Размер шрифта
-
+

Силуэты театрального прошлого. И. А. Всеволожской и его время - стр. 17

А 1899 год, год отставки Всеволожского, – это второй (а фактически полный первый) сезон работы Московского художественного театра. Открытие независимого Художественного театра, как мы понимаем теперь, отправляло в отставку не только великолепного русского парижанина-инспектора, но и весь подчиненный ему казенный императорский театр. Во всяком случае, это потребовало провести неотложные реформы. Не те скромные реформы, которые инициировал в 1890-х годах Всеволожской – в рамках полученных полномочий и не выходившие за границы допустимых норм, а главное – соответствовавшие привычным для него соображениям. А те, на которые решился Владимир Аркадьевич Теляковский, сменивший Всеволожского (после короткого директорства князя Волконского) и люто ненавидевший его – как может совсем не родовитый бывший кавалерийский полковник ненавидеть высокородного Рюриковича, барина-аристократа и как может человек приходящего ХХ века не любить чиновника уходящего XIX века. Антагонизм исторический, а не только сословный. Противостояние, за которым слом всей национальной культуры. Всеволожской, оправдаем его, мог и не понять, что на смену актерскому театру идет театр режиссерский, имя Станиславского ему ничего не говорило. А Мейерхольд, страшный Мейерхольд, еще только начинал. Теляковского же ничего не пугало. И, может быть, продолжая вдумываться в символику дат, следует посчитать символичным тот поражающий воображение факт, что осень 1909 года – это одновременно уход Всеволожского из жизни и приход Мейерхольда в Императорский Мариинский театр. 30 октября состоялась премьера «Тристана и Изольды», первого оперного спектакля, поставленного режиссером, а 31 октября министр двора разрешил открыть подписку на стипендию в Театральном училище (ныне – Вагановка) имени Всеволожского.

Последние тринадцать лет чиновничьей карьеры (1886–1899) Всеволожской работал только в Петербурге, а первые пять лет (1881–1886) состоял директором императорских театров и Петербурга, и Москвы, хотя московский театр привлекал его мало.
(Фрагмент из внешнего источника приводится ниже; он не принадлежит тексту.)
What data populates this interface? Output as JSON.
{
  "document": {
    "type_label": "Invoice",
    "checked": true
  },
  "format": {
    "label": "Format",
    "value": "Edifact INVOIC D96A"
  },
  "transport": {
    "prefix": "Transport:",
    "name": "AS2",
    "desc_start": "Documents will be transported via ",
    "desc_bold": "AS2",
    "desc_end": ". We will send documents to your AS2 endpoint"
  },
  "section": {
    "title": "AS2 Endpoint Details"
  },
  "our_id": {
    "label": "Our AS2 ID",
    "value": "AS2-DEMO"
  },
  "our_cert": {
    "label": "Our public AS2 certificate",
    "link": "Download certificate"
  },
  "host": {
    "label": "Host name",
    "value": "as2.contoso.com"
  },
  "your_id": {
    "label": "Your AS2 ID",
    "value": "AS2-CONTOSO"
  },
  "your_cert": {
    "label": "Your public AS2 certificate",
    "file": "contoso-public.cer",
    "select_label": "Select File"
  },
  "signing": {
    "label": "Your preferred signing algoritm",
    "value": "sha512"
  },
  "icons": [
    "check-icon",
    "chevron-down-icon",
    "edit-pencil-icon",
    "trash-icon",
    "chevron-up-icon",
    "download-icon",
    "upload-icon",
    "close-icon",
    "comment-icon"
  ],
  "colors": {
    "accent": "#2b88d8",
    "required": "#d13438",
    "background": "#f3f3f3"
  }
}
Иван Александрович, избегая кардинальных преобразований, ничего не трогал и не ломал в структуре Большого театра и основные текущие дела передоверял своим помощникам, поощряя их инициативу, но, что делает ему честь, уберег сильно упавшую балетную труппу от катастрофической тотальной реорганизации. Сама Москва, с ее православными храмами, купеческим населением, университетской интеллигенцией, не в очень далеком прошлом настроенной достаточно пронемецки, – все это было чуждым Всеволожскому-галломану. По-видимому, его мало интересовал московский допетровский период русской истории, и оттого он отнесся без должного внимания к новой русской опере, на сюжеты из времени Ивана Грозного и Бориса Годунова. Открытая враждебность к нему Стасова и неприязнь Римского-Корсакова вполне объяснимы. Скажем больше того: Всеволожского-подданного, Всеволожского-чиновника, Всеволожского-театрала отвращала любая смута – и в истории страны, и в построении оперы, и в каждодневной работе. И в головах своих начальников, и в головах своих подчиненных. Упорядоченность – вот его бог, вот что ценил он и в грандиозных реформах Петра, и в рутинной работе Погожева, своего верного адъютанта. Повторим несколько по-иному еще раз: версальский ум Всеволожского отдалял его от Москвы и делал патриотом Петербурга. Белокаменная разбросанная Москва – столица Русского царства. Архитектурный расчерченный Петербург – столица Российской империи. Всеволожской, как можно предположить, не путал этих слов, не забывал этих различий.